XERAZADE
Para se vingar de uma, que o
atraiçoara, o rei degolava todas.
Casava-se ao crepúsculo e ao
amanhecer enviuvava.
Xerazade foi a única que
sobreviveu à primeira noite, e depois continuou a trocar um conto por cada novo
dia de vida.
Estas histórias por ela
escutadas, lidas ou inventadas, salvavam-na da decapitação. Contava-as em voz
baixa, na penumbra da alcova, sem outra luz que não a da lua. Sentia prazer ao
contá-las, e prazer oferecia, mas tinha muito cuidado. Às vezes, enquanto
narrava, sentia que o rei estava a estudar-lhe o pescoço.
Se o rei se aborrecesse, ela
estava perdida.
Foi do medo de morrer que nasceu
a mestria de narrar.
ALERTA: BICICLETAS!
A bicicleta fez mais do que muito
e mais do que qualquer pessoa pela emancipação das mulheres no mundo – dizia Susan
Anthony.
E dizia a sua companheira de luta;
Elisabeth Stanton:
- Nós, mulheres, viajámos a pedal
até ao direito de voto.
Alguns médicos, como Philippe
Tissié, avisavam que a bicicleta podia provocar o aborto e infertilidade, e
outros garantiam que este indecente artefacto induzia à depravação, porque dava
prazer às mulheres que esfregavam as suas partes íntimas contra o assento.

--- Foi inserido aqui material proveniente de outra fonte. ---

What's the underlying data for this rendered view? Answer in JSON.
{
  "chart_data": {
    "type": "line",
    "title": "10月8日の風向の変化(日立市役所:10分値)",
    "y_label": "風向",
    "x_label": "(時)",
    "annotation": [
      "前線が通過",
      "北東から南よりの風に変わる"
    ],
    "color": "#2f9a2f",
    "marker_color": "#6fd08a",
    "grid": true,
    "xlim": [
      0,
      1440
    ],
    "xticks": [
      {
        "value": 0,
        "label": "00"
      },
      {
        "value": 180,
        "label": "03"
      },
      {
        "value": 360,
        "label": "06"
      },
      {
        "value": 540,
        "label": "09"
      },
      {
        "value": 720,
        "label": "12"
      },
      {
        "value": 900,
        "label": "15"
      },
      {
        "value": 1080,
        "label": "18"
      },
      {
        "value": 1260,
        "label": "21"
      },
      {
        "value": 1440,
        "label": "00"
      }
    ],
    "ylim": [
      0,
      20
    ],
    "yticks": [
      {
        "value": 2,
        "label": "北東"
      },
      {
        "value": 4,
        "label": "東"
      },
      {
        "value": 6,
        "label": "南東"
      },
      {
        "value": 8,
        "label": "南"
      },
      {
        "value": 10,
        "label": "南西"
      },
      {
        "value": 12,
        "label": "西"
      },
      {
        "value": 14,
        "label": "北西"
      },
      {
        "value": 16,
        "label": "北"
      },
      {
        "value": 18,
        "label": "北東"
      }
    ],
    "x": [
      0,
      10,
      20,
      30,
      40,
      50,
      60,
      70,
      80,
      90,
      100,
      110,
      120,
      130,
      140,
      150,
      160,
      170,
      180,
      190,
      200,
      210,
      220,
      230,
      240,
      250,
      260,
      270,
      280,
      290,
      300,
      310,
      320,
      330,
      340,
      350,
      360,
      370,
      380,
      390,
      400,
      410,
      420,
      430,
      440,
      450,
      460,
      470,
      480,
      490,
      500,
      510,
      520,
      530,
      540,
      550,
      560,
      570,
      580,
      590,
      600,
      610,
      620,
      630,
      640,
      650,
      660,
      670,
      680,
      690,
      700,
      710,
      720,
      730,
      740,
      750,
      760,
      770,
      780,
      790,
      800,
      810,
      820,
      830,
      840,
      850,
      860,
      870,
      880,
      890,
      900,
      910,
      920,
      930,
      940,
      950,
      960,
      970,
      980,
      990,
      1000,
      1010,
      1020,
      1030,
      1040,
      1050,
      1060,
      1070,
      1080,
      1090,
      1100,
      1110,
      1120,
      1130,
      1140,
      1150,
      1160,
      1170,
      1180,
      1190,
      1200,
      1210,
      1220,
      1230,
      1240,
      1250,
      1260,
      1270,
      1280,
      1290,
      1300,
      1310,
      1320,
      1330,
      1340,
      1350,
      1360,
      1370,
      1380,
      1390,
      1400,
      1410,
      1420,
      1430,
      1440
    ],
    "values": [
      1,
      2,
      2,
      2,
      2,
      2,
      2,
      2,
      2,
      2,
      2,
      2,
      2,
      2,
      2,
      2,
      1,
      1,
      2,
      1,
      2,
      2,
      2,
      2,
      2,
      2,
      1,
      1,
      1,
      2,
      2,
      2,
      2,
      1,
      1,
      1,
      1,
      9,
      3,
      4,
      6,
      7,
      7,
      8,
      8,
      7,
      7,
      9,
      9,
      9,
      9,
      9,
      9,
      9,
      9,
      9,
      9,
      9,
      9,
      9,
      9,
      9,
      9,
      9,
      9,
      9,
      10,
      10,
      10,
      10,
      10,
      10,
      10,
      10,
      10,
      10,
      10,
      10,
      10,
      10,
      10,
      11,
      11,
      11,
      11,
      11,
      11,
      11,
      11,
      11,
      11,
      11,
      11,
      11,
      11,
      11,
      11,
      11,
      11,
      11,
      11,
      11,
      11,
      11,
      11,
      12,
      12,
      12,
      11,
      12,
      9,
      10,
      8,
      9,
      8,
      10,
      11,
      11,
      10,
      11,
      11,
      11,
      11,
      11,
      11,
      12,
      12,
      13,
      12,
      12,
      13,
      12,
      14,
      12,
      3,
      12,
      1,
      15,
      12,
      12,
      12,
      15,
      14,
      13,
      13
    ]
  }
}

A verdade é que, por culpa da
bicicleta, as mulheres podiam deslocar-se por sua própria conta, desertavam do
lar e desfrutavam do perigoso gostinho da liberdade. E por culpa da bicicleta,
o opressivo corpete, que as impedia de pedalar, saiu do roupeiro e foi parar ao
museu.
Galeano, Eduardo, Mulheres, Antígona,
2017
Na badana: «…sucedem-se nesta galeria
mulheres corajosas, míticas e de carne e osso, gestos de feliz insubmissão no
feminino e vidas tantas vezes invisíveis e silenciadas.»